Well, there is both random and systemic error in any experiment, and if 5ms is small relative to anything you'd expect (or there is some other reason to discount it) then it might be related to a problem in the benchmarking setup that's too small to be worth resolving. Any test is good to within some level of accuracy and they don't always average out to infinitely good if you rerun them enough times.

joosters · on Nov 30, 2022

The 5ms isn't the key number. It's 5ms extra over a 28ms baseline, that's about 18% difference. If your noise threshold is 18%, then I think you have to accept that the benchmark probably isn't any good for this stated task.

viraptor · on Nov 30, 2022

https://github.com/bheisler/criterion.rs is good for tests like that. It will give you much more than a single number and handle things like outliers. This makes identifying noisy tests simpler.

glittershark · on Nov 30, 2022

The benchmarking harness that the post uses is based on criterion

spullara · on Nov 30, 2022

A benchmarking harness without error bars?

dataangel · on Nov 30, 2022

It could be noise in a benchmark that does IO, or has determinism problems.

rfoo · on Nov 30, 2022

Here is the benchmark output from the post:

  news_app/ranges_and_joins/cached
     time:   [28.583 ms 29.001 ms 29.526 ms]
     thrpt:  [277.45 Kelem/s 282.48 Kelem/s 286.61 Kelem/s]

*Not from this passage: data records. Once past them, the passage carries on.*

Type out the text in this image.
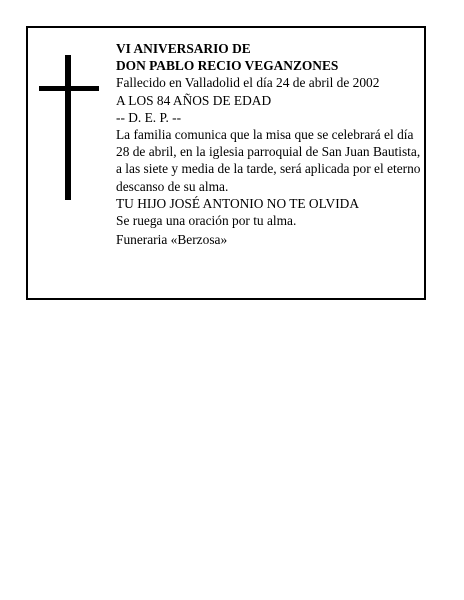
VI ANIVERSARIO DE

DON PABLO RECIO VEGANZONES

Fallecido en Valladolid el día 24 de abril de 2002

A LOS 84 AÑOS DE EDAD

-- D. E. P. --

La familia comunica que la misa que se celebrará el día 28 de abril, en la iglesia parroquial de San Juan Bautista, a las siete y media de la tarde, será aplicada por el eterno descanso de su alma.

TU HIJO JOSÉ ANTONIO NO TE OLVIDA

Se ruega una oración por tu alma.

Funeraria «Berzosa»
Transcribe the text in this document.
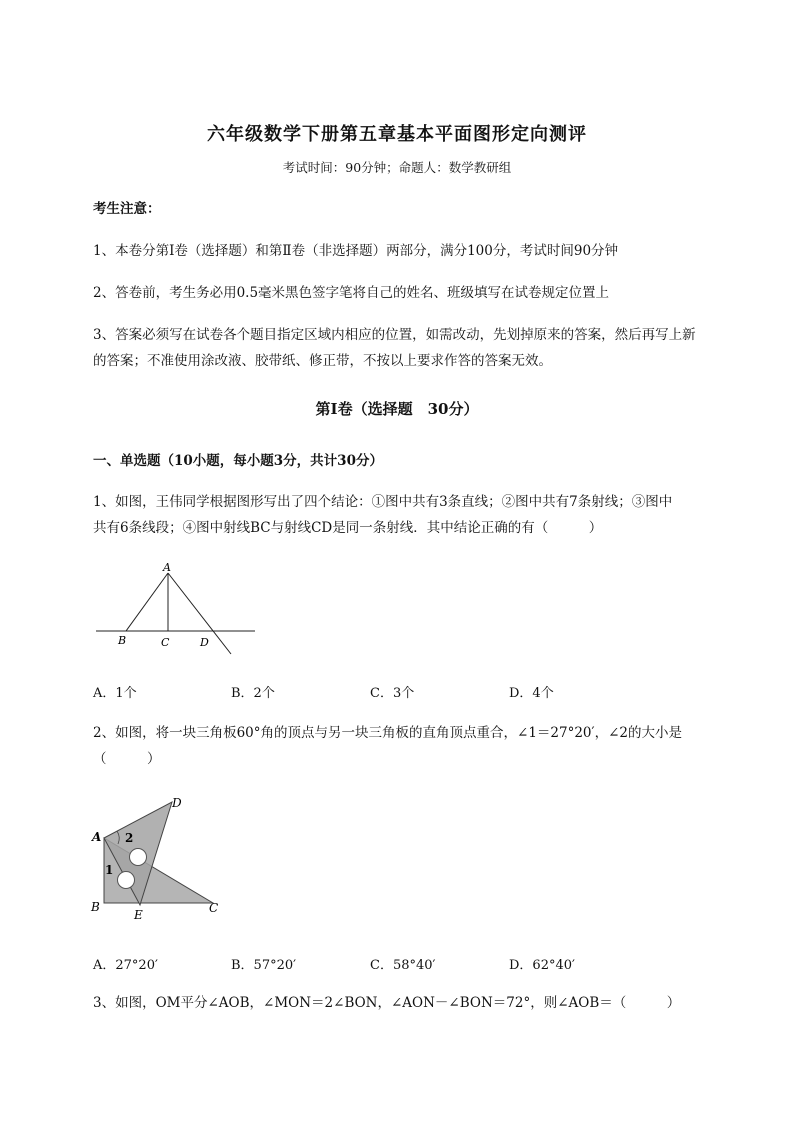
六年级数学下册第五章基本平面图形定向测评
考试时间：90分钟；命题人：数学教研组
考生注意：
1、本卷分第Ⅰ卷（选择题）和第Ⅱ卷（非选择题）两部分，满分100分，考试时间90分钟
2、答卷前，考生务必用0.5毫米黑色签字笔将自己的姓名、班级填写在试卷规定位置上
3、答案必须写在试卷各个题目指定区域内相应的位置，如需改动，先划掉原来的答案，然后再写上新
的答案；不准使用涂改液、胶带纸、修正带，不按以上要求作答的答案无效。
第Ⅰ卷（选择题　30分）
一、单选题（10小题，每小题3分，共计30分）
1、如图，王伟同学根据图形写出了四个结论：①图中共有3条直线；②图中共有7条射线；③图中
共有6条线段；④图中射线BC与射线CD是同一条射线．其中结论正确的有（　　　）
A
B	C	D
A．1个	B．2个	C．3个	D．4个
2、如图，将一块三角板60°角的顶点与另一块三角板的直角顶点重合，∠1＝27°20′，∠2的大小是
（　　　）
A
D
B
E	C
2
1
A．27°20′	B．57°20′	C．58°40′	D．62°40′
3、如图，OM平分∠AOB，∠MON＝2∠BON，∠AON－∠BON＝72°，则∠AOB＝（　　　）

  news_app/ranges_and_joins/cached
     time:   [33.271 ms 33.836 ms 34.418 ms]
     thrpt:  [238.01 Kelem/s 242.11 Kelem/s 246.22 Kelem/s]

Given that 33.836/(1000/(242.11*1000)) ~= 8192, my understanding is the time reported here is how long it takes to do 8192 queries. Also it reports three metrics (should be min, median and max). All these means the benchmark harness did run the test for a lot of times and the 5 ms different is not random at all.